Karlsson, who won the Norris Trophy last season as the NHL's top defenseman, acknowledged that Cooke reached out to him.
"I received a text," Karlsson said. "Didn't think too much of it. Didn't reply. I don't think that we have anything to say to each other. ... At least, he reached out, which I didn't expect."
Dustin up his game
Dustin Jeffrey returned to the lineup after being a healthy scratch for the previous four games and 13 of the first 17. He essentially replaced Joe Vitale as the fourth-line center, but the two are not interchangeable.
"What I bring to the table is a little different than what Joe brings to the table," Jeffrey said.
Coach Dan Bylsma elaborated.
"Joe's more of an energy guy, more of a physical guy, and Joe's been really good on the faceoffs," Bylsma said. "Dustin has been decent in the faceoff circle, but he's more a smarter positional player, a smarter player in hockey IQ with the puck. He thinks better and plays with the puck.
"Whether he plays a fourth-line role or four-on-four, he's a guy who adds more offensively. He's a sound, defensively responsible guy as well."
Rookie defenseman Simon Despres also returned after sitting out the previous two games. He replaced fellow rookie Robert Bortuzzo in the lineup. The other scratched player was winger Zach Boychuk.
No name wanted or needed
Florida has the so-called Kid Line featuring skilled rookie Jonathan Huberdeau, 19, Drew Shore, 22, and Peter Mueller, 24.
When healthy, Penguins captain Sidney Crosby has spent most of the past few seasons and all this season with wingers Chris Kunitz and Pascal Dupuis. But they aren't looking for a catchy name, Crosby said.

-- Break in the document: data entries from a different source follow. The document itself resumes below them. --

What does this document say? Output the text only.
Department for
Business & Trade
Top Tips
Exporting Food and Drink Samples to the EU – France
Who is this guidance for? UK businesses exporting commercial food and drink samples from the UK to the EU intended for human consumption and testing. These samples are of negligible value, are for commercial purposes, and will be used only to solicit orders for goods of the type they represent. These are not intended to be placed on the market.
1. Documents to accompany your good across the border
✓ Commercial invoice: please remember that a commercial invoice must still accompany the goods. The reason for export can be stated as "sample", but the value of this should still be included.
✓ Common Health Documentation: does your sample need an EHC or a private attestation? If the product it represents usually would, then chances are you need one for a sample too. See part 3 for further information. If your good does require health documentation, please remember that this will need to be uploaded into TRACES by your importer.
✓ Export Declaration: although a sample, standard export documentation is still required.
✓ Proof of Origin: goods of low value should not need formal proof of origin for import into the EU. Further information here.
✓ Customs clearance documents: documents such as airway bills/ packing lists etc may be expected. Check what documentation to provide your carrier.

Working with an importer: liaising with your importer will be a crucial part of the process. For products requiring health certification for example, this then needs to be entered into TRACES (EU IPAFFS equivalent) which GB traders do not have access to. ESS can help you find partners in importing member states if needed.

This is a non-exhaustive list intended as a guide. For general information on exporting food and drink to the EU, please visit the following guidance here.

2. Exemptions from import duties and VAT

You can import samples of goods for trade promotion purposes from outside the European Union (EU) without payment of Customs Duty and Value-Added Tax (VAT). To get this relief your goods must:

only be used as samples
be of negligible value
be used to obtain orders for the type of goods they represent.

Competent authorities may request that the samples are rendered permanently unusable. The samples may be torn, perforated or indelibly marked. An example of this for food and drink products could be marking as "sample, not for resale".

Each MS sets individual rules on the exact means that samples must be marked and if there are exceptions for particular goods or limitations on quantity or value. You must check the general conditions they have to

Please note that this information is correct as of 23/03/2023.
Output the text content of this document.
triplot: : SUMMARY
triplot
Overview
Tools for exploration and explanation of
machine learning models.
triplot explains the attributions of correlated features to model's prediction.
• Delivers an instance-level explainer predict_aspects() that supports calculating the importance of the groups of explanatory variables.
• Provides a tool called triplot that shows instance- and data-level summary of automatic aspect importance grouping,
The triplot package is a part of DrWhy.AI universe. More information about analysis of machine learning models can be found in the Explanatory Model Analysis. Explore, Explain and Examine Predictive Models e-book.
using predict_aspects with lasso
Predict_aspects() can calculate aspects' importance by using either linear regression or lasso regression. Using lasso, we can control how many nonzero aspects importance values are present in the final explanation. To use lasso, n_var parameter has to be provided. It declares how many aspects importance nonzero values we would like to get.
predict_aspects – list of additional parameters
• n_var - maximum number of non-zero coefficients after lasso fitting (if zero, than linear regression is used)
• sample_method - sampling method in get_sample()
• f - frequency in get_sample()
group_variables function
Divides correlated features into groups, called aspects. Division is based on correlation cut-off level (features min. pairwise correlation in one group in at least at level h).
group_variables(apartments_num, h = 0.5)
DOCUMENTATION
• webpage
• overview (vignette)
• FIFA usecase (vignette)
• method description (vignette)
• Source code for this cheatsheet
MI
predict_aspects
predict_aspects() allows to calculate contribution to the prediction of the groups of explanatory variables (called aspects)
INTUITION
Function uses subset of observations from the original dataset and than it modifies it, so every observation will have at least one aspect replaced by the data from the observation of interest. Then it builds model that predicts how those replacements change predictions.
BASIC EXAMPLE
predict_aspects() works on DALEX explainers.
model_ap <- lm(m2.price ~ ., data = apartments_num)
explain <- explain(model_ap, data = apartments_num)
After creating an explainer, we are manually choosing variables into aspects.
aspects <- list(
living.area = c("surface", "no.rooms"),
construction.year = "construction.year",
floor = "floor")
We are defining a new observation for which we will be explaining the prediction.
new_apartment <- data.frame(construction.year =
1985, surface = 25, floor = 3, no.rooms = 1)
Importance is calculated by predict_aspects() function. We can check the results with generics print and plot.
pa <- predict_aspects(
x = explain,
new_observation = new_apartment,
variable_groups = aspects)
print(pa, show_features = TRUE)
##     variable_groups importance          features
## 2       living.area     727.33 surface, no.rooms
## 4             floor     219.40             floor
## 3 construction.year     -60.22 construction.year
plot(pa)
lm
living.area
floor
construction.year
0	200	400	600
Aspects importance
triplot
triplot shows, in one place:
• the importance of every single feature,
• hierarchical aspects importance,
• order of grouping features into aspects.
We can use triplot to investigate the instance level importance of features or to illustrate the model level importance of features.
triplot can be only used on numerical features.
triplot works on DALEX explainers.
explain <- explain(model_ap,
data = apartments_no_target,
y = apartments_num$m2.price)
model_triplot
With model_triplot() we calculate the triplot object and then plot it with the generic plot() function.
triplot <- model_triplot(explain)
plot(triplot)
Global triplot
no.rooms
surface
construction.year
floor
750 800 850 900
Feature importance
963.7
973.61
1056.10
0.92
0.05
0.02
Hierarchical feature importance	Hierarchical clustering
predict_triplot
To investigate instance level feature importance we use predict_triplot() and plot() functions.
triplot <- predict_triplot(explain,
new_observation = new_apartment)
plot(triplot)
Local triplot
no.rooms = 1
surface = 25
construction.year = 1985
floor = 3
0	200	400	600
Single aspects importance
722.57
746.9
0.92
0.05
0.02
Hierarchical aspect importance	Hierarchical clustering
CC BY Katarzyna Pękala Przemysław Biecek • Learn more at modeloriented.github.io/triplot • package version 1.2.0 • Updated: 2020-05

"It usually comes from the media, anyway, not from the players themselves," Dupuis said.
Orpik on 1980 Olympics
Penguins defenseman Brooks Orpik was named after late United States Olympic and Penguins coach Herb Brooks.
Orpik reflected on the "Miracle on Ice" U.S. upset of the Soviet Union en route to the 1980 Olympic gold medal Friday, the 33rd anniversary of the famous game.
"It's monumental," Orpik said.
"Hockey's gotten a lot more popular probably the last 10 years, but that was more of a national/political statement, I think. It had a lot of other connotations to it.
"But it gave U.S. hockey a good platform to grow to where it is now."